Froncement de sourcils, yeux au ciel, nos mimiques peuvent trahir notre impatience. Rien de pire pour déstabiliser l’enfant et alimenter son bégaiement. Pour l’aider, il est important de garder un contact visuel. On peut se mettre à sa hauteur, le regarder et l’inciter à ne pas détourner le regard. « Quand l’enfant est confronté à des difficultés, il peut se mettre à faire de grands gestes, taper du pied, fermer les yeux, une façon pour lui de se concentrer pour parler, » remarque la spécialiste. Et il risque d’en faire toujours plus. Si le parent est là pour le regarder, il lit dans ses yeux « regarde-moi, je vais t’aider ».

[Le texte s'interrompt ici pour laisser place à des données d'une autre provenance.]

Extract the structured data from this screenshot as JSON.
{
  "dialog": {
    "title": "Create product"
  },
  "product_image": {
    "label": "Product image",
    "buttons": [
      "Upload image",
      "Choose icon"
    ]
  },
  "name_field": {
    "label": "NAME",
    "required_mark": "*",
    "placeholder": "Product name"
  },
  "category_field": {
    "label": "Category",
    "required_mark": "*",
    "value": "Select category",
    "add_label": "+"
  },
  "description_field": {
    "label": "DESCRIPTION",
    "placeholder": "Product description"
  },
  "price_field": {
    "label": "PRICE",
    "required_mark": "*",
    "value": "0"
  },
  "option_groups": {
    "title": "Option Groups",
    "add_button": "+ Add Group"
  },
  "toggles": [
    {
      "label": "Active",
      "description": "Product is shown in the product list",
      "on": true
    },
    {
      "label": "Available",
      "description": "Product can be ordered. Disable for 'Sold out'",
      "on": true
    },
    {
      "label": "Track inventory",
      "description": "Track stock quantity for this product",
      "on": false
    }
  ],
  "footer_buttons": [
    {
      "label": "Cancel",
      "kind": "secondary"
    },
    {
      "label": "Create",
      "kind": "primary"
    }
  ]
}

  • L’interrompre à bon escient

« Je, je, je… », quand la machine commence à s’embourber, il ne faut pas hésiter à s’en mêler. Rien de plus angoissant pour lui que de se lancer dans une répétition à l’infini dont il ne peut plus sortir. « Au bout de 4 à 5 répétitions, je conseille d’intervenir », recommande Elisabeth Vincent. « On se glisse dans sa parole en douceur. Il ne s’agit pas de parler à sa place. On peut lui suggérer un mot de manière interrogative : il vous dit « je veux », « je veux », vous proposez : » du chocolat ? ». »

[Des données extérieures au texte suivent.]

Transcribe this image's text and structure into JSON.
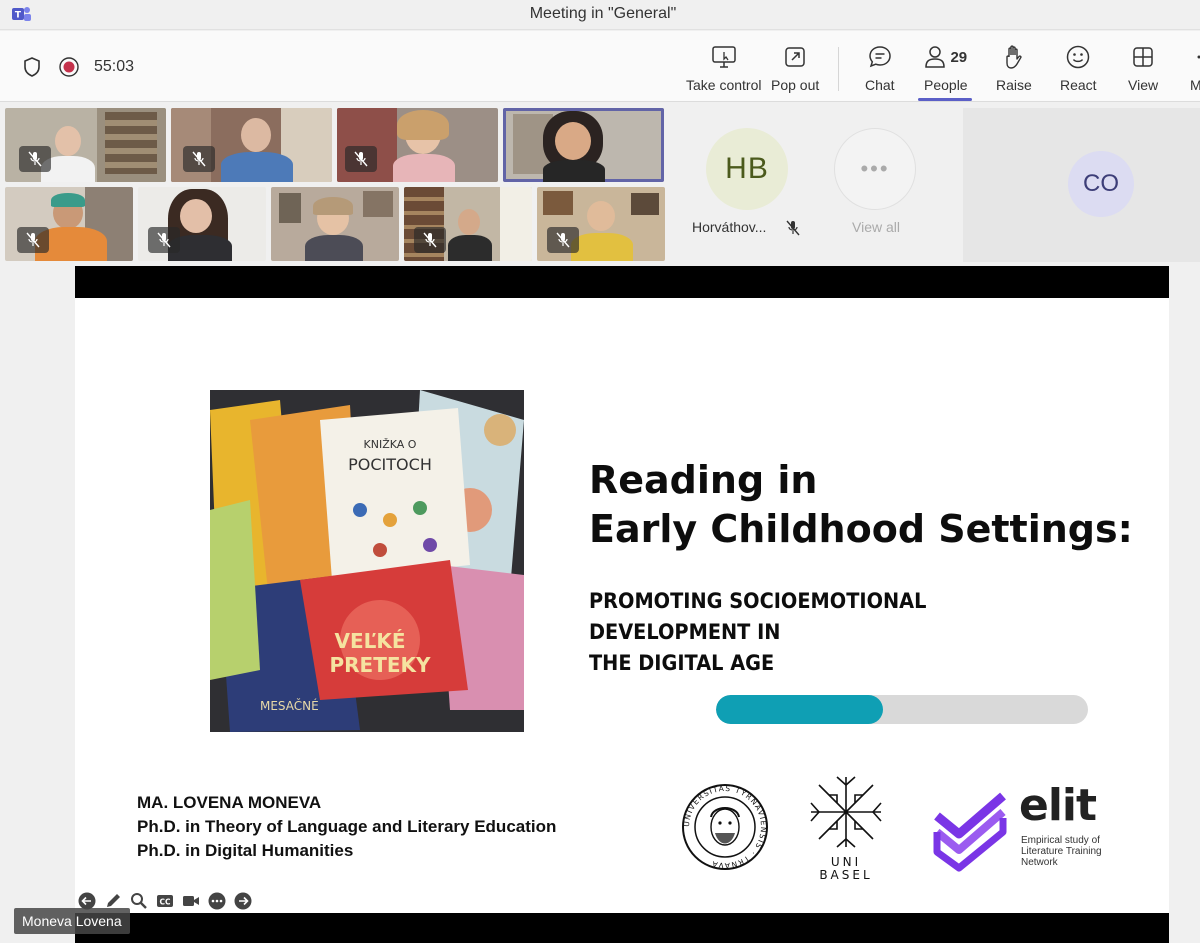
{
  "window": {
    "title": "Meeting in \"General\""
  },
  "toolbar": {
    "timer": "55:03",
    "buttons": {
      "take_control": "Take control",
      "pop_out": "Pop out",
      "chat": "Chat",
      "people": "People",
      "people_count": "29",
      "raise": "Raise",
      "react": "React",
      "view": "View",
      "more": "M"
    }
  },
  "participants": {
    "hb": {
      "initials": "HB",
      "name": "Horváthov..."
    },
    "view_all": "View all",
    "co": {
      "initials": "CO"
    }
  },
  "slide": {
    "title_line1": "Reading in",
    "title_line2": "Early Childhood Settings:",
    "subtitle_line1": "PROMOTING SOCIOEMOTIONAL DEVELOPMENT IN",
    "subtitle_line2": "THE DIGITAL AGE",
    "progress": 0.45,
    "author_line1": "MA. LOVENA MONEVA",
    "author_line2": "Ph.D. in Theory of Language and Literary Education",
    "author_line3": "Ph.D. in Digital Humanities",
    "uni_basel_line1": "UNI",
    "uni_basel_line2": "BASEL",
    "elit_word": "elit",
    "elit_sub": "Empirical study of Literature Training Network",
    "seal_text": "UNIVERSITAS TYRNAVIENSIS · TRNAVA"
  },
  "presenter": {
    "name": "Moneva Lovena"
  },
  "colors": {
    "accent": "#5b5fc7",
    "record": "#c4314b",
    "progress": "#0f9fb4",
    "elit_purple": "#7a35e6"
  }
}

  • Lui poser des questions précises

C’est souvent quand l’enfant se lance dans de grandes explications compliquées qu’il se retrouve enchevêtré. Aux parents de veiller à être des interlocuteurs actifs en l’aidant à avancer pas à pas dans son récit : « Ca se passe avec qui ? » « Comment ? »…

 

 

Ce qu’il faut éviter

  • Ne pas lui donner de conseils

« Calme-toi ! », « respire », « prends ton temps ». Quand on voit l’enfant s’empêtrer, la tendance naturelle serait de l’interrompre pour le pousser à reprendre sa respiration. Or c’est justement à éviter. « Il ne sait pas comment respirer et d’ailleurs, quand il bégaie, bien souvent il a déjà trop d’air », remarque Elisabeth Vincent. « Ca le met dans l’idée que ce qu’il fait n’est pas bien. Il faut éviter les jugements sur sa parole ». Attention à ne pas rompre la communication avec l’enfant. On peut par exemple l’aider à verbaliser ce qu’il vit : « c’est dur, en ce moment, de parler » et lui donner des clés pour s’en sortir : « Viens, je vais t’aider, on va le dire tranquillement », « tu sais, j’ai tout mon temps ».

  • Calmer les bavards

Contrairement à une idée reçue, un petit qui bégaie peut être un enfant très bavard. Or « ce qu’il peut chercher inconsciemment en bégayant, c’est l’attention », constate l’orthophoniste. Il n’est donc pas utile de lui laisser la parole en permanence. A table, on peut lui expliquer que c’est au tour de son frère ou de sa sœur de parler.

Quand consulter ?

« Dès qu’il y a une inquiétude de la part des parents » répond l’orthophoniste. Si l’on sent que l’enfant a besoin de faire un effort pour parler, on peut voir comment cela évolue sur plusieurs semaines. Et ne pas tarder à consulter un orthophoniste car plus on intervient tôt, mieux c’est. Une à deux séances peuvent parfois suffire à débloquer les choses.